In the Google+ group, Shannon Sanchuk shared “The dumbest generation? No, Twitter is making kids smarter” from The Globe and Mail. I found it incredibly interesting to rethink the role of writing in the lives of people today, especially those younger than myself who are often called Millenials or digital natives. I, too, have found that at least some students are using less formal communication, not always in ways I find appropriate, but the fact that they are writing more had not really occured to me. Good food for thought there!
The concept of the “Digital Native”, on the other hand, is one that always catches my attention, mostly because I see time and again just how misleading it can be.

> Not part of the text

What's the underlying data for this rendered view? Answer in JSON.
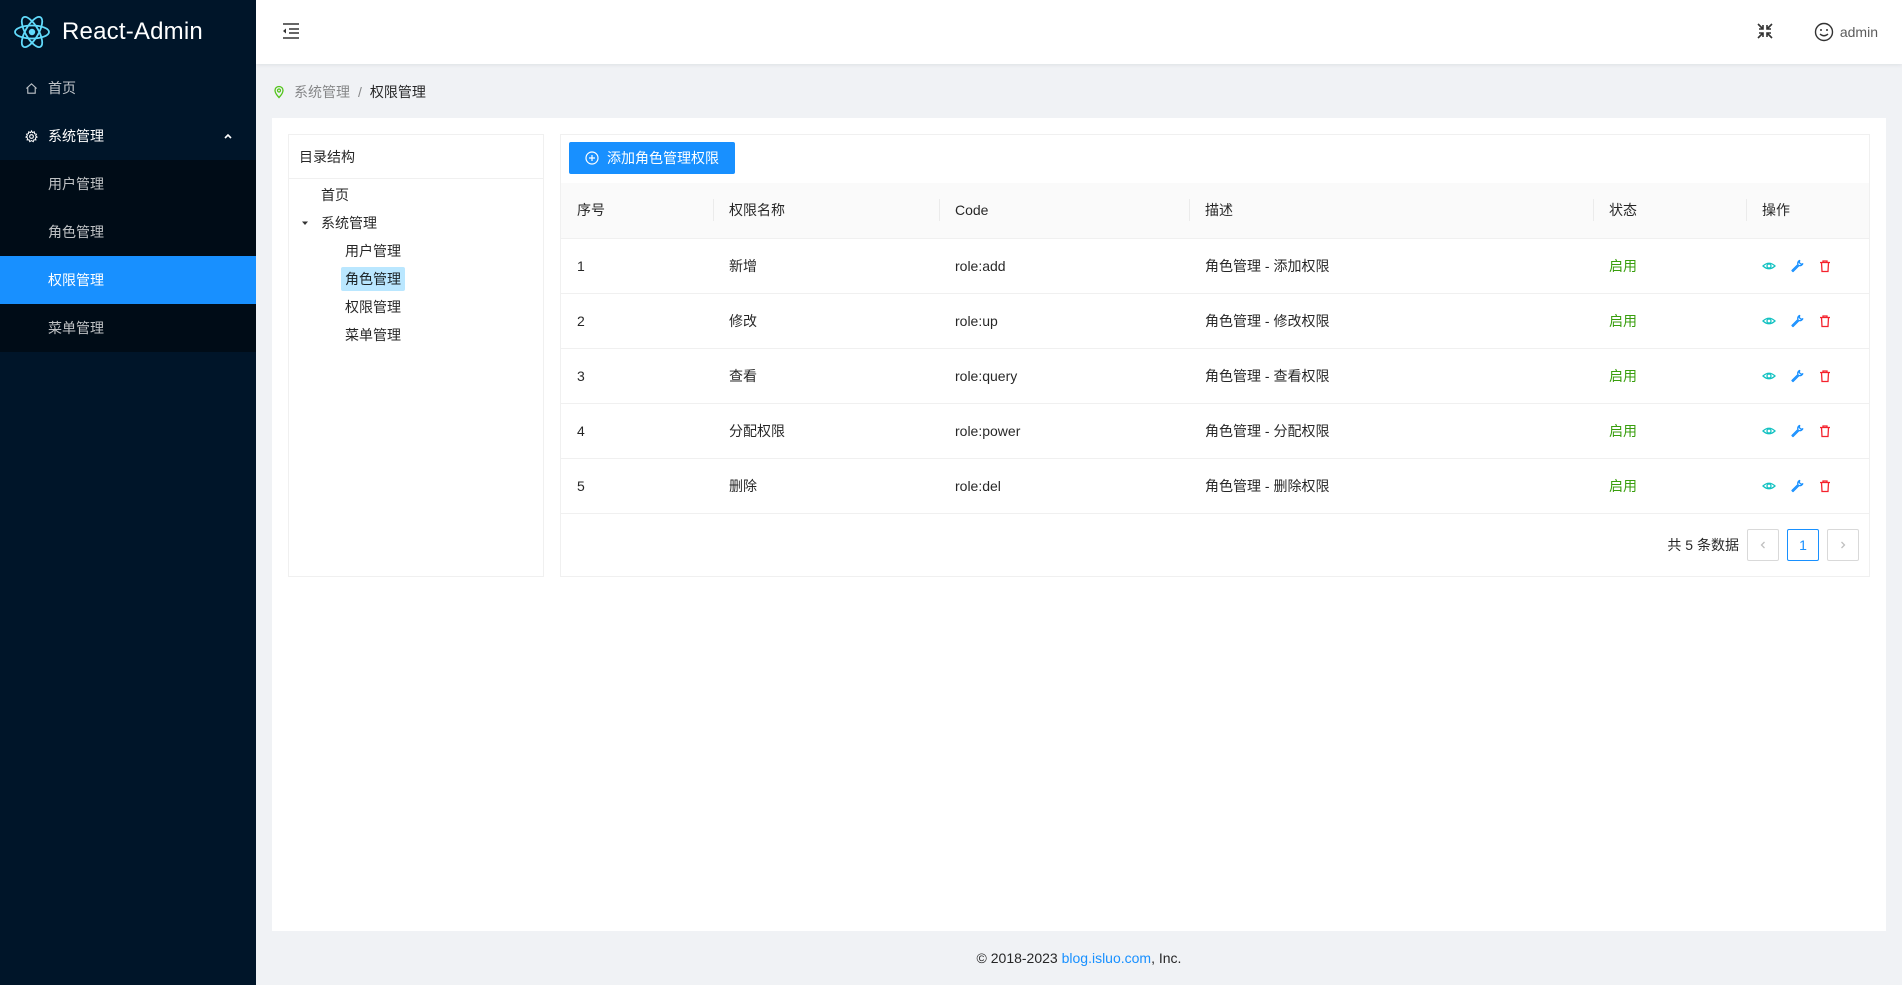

Like the author, Clive Thompson, I agree that in many cases, those students who we assume are fluent in “digital” are significantly less fluent than we think. Yes, they may own smart phones and regularly use software and hardware in their daily lives. YouTube may be a staple, texting may be their normal form of communication, Tumblr may be how they express themselves. Sure, they can seemingly intuitively use a new gadget or post images to the internet. That does not, however, mean that they are comfortable with all tools or necessarily know all the ways they could make the tools work for them (Google search is the example Thompson uses).
There are different levels of fluency and, if we choose to use digital tools in our classrooms, I think it is worth really considering how that impacts our students. If a student does not already know how to use a tool or use a tool the way we expect them to use it, what happens? How do we support that? Are we prepared to support it? While I may be willing to just go explore a new tool myself, poke around, read help files, look up tutorials, our students have rarely been prepared for more formalized use of many of their tools.
At a presentation I attended by active learning. I know many of us in EC&I 831 are being put in this sort of position, to go out and learn and explore with technology we may not find comfortable or familiar. I’m in that boat with Google+ although I am used to exploring new technology so the discomfort is minimal. Students, on the other hand, are often not prepared for what to do if nobody tells them how to do it. Yes, some will confidently explore and bring back more than we ever imagined. Those students can make great peer-learning resources. What about the others, though? What about the ones who barely understand the concept of a URL? The ones who don’t know how to use Twitter or don’t know why that online activity won’t work on their computer?
Being digital natives can mean something very different for our students. Some of them are savvy in ways we may not give them credit for. danah boyd shared some interesting thoughts on teen privacy and use of social media from a PEW study. She highlights that many teens have accepted the lack of control and privacy they have and so create privacy their own way, using codes and vague references, understandable only to those in the know. We can learn a lot by talking about how our students use the technology they use rather than assuming they can use everything equally well.
It is not just that students “still need formal instruction in how [tech tools] work,” as Thompson suggests, either. The issue with the blanket assumption that our students are “digital natives” is that these students may not all be as comfortable using the tech tools or have access to them. Not all students have smartphones. Not all have a laptop, tablet or desktop computer. Some of them would admit, if asked, that they are barely able to use the internet. Sure, they can do the tasks they want to do, if they have access, but beyond those tasks they may feel at least as baffled if not more than older generations.
It makes sense to me to spend time talking about the tools as tools. What does social media accomplish? What are we doing with Google Docs? What concerns are there? What do we do if it isn’t working? The creativity and ingenuity, the ownership of learning that many are now saying we should be inspiring in our students, starts with us. Not just in giving freedom to use tools but in talking about those tools themselves. Why we choose to use them, why students should or should not accept that. We need to discuss how to access these tools and be prepared for students who cannot do so or who need more help. Maybe some of the students can help with that. We can also admit what we are learning, where our knowledge gaps exist. Being learners along with our students in any landscape, be it digital or non, is useful modeling of the behaviour we wish them to exhibit.